Bu çalışmada bipolar bozukluk tanılı hastalar ve birinci derece yakınlarında mizaç özelliklerinin zihin kuramı becerileri ile ilişkisinin araştırılması amaçlanmıştır. Yöntem: Çalışmaya 18-65 yaşları arasında DSM-IV TR 'e göre bipolar bozukluk tanısı alan remisyonda 48 hasta, çalışmaya katılmayı kabul eden ve çalışmaya alınma ölçütlerini karşılayan 44 hasta yakını ve 48 sağlıklı gönüllü alınmıştır. Katılımcıların affektif mizacını değerlendirmek için Memphis, Pisa, Paris ve San Diego Mizaç Değerlendirme Anketi Türkçe formu/MPPS-MD (TEMPS-A), zihin kuramı becerilerini değerlendirmek için Gözlerden Zihin Okuma Testi (GZT), Yüzde Dışavuran Duyguları Tanıma Testi (YDDTT) ve Yüzde Dışavuran Duyguları Ayırtetme Testi (YDDAT) uygulandı. Bulgular: Herhangi bir baskın mizaç en yüksek oranda hastalarda en düşük oranda ise sağlıklılardaydı. Sağlıklı grupla karşılaştırıldığında; hastalarda hipertimik mizaç dışında diğer tüm mizaç puanları, hasta yakınlarında ise siklotimik mizaç puanı anlamlı derecede yüksekti.

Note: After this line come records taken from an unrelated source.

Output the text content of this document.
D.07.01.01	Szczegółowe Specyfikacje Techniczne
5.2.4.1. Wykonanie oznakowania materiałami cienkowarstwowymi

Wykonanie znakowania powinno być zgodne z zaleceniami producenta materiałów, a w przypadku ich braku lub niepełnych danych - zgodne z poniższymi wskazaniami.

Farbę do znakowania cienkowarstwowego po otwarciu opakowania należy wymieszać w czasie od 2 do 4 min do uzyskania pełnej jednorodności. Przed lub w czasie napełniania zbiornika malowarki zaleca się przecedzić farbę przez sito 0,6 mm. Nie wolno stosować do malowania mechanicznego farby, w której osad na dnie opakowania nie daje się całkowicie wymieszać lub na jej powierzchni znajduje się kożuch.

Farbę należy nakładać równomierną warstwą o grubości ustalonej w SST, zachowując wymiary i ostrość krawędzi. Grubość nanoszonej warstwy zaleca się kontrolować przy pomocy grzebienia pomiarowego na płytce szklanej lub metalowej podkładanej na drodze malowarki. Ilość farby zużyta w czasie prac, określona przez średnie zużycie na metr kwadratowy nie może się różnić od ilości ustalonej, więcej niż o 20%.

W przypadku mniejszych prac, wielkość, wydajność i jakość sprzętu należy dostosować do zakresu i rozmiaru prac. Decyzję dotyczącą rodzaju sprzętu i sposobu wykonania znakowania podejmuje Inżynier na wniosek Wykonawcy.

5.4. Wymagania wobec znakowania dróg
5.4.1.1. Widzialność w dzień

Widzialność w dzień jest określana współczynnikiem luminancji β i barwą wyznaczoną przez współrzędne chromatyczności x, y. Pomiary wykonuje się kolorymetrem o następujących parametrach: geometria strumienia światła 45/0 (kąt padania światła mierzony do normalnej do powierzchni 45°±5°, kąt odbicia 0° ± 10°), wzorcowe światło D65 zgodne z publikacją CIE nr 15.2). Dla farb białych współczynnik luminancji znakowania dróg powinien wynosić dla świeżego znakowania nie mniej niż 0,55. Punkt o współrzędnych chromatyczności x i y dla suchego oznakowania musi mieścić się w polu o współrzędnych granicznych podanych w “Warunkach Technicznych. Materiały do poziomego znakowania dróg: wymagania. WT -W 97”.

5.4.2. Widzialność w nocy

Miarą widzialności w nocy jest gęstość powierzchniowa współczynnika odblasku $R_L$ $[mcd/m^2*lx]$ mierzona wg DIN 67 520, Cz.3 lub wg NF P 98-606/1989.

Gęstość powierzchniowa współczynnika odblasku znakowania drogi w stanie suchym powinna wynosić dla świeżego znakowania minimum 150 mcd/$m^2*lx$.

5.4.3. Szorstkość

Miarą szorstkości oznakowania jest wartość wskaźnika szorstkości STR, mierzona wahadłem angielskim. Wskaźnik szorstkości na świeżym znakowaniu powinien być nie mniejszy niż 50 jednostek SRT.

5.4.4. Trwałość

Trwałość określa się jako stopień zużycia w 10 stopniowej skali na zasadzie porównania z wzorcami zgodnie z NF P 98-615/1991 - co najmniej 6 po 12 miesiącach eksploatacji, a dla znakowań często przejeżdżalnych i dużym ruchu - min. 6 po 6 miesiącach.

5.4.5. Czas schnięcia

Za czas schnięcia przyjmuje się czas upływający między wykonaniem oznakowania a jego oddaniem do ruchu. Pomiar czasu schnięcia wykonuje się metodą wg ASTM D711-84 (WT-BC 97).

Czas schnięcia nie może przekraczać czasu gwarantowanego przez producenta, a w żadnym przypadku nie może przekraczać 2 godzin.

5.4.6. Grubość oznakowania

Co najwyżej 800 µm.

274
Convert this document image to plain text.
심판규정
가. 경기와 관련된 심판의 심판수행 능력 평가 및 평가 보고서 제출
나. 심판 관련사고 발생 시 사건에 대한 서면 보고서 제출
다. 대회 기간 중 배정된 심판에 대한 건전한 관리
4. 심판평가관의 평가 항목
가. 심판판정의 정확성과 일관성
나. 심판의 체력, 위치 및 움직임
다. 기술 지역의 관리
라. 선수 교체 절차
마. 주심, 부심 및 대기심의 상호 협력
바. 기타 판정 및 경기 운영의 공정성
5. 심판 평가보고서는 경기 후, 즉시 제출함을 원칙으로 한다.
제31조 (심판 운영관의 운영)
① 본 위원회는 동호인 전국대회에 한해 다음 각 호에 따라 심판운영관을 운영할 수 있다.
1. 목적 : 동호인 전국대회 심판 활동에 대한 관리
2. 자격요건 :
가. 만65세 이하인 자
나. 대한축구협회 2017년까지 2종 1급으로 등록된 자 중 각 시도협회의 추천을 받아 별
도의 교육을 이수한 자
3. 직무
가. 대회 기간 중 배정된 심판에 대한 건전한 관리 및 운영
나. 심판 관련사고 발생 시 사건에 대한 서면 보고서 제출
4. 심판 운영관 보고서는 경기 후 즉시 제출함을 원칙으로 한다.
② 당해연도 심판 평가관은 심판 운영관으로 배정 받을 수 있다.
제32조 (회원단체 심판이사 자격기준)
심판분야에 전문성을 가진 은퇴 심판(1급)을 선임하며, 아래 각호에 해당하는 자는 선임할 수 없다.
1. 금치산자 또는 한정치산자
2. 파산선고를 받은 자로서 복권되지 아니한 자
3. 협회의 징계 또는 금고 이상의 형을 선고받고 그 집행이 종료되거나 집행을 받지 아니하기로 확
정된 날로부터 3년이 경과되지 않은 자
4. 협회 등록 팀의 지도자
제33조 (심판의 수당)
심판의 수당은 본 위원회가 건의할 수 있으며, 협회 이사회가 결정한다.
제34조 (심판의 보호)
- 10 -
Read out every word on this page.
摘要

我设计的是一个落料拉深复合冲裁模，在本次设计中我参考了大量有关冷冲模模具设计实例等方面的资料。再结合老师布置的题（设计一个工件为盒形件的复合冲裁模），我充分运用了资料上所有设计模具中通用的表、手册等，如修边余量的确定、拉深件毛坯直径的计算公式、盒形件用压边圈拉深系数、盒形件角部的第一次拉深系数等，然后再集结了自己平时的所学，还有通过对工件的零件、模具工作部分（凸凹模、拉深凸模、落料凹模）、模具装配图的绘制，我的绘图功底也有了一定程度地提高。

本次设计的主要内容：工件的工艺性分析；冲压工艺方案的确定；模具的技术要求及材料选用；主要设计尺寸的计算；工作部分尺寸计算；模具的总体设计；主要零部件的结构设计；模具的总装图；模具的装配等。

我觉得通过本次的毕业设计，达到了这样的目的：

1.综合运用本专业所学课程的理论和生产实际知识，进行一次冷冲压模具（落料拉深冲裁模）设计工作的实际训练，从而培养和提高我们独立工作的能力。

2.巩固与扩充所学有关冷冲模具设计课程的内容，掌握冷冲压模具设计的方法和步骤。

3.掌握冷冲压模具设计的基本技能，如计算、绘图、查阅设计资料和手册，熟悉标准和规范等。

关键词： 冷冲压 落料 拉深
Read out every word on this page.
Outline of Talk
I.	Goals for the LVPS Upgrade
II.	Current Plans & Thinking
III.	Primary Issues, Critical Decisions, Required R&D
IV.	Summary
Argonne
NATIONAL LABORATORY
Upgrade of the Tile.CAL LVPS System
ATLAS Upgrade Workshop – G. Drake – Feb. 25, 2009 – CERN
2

Hastalarda depresif ve siklotimik mizaç puanının hasta yakınlarından anlamlı derecede yüksek olduğu gözlendi. Hastalar GZT, YDDTT, YDDAT'de, hasta yakınları ise GZT, YDDTT'de sağlıklı gruba göre anlamlı derecede düşük puan aldılar. YDDTT puanları düşükten yükseğe doğru hasta, hasta yakını ve sağlıklı grup sırasını izledi ve gruplar arasındaki farklılık anlamlı idi. Tüm katılımcılar birlikte değerlendirildiğinde hipertimik mizaç olanlarda GZT ve YDDTT puanları daha düşük iken; depresif, siklotimik, hipertimik ve sinirli mizaç puanları ile GZT ve YDDTT arasında negatif yönde anlamlı ilişki bulundu. Hipertimik mizaç bulunan hastaların YDDTT puanı daha düşüktü, hipertimik mizaç puanı yükseldikçe YDDTT puanının düştüğü gözlendi. Hasta yakınlarında hipertimik mizaç olanlarda GZ puanı anlamlı derecede düşük idi, hipertimik mizaç puanı ile GZT ve YDDTT arasında negatif yönde anlamlı ilişki bulundu. Sağlıklı kontrollerde depresif ve anksiyeteli mizaç puanı ile GZT arasında, ankiyeteli mizaç puanı ile YDDAT puan ortalaması arasında negatif yönde anlamlı ilişki gözlendi. Sonuç: Bu çalışmada bipolar bozukluğu hastalarında ve birinci derece yakınlarında affektif mizacın daha sık olduğu; hastalarda ve hasta yakınlarında zihin kuramı becerilerinin azaldığı, hipertimik mizacın zihin kuramı becerilerini olumsuz etkilediği gözlenmiştir. Konuyla ilgili daha ileri çalışmalara gereklilik vardır.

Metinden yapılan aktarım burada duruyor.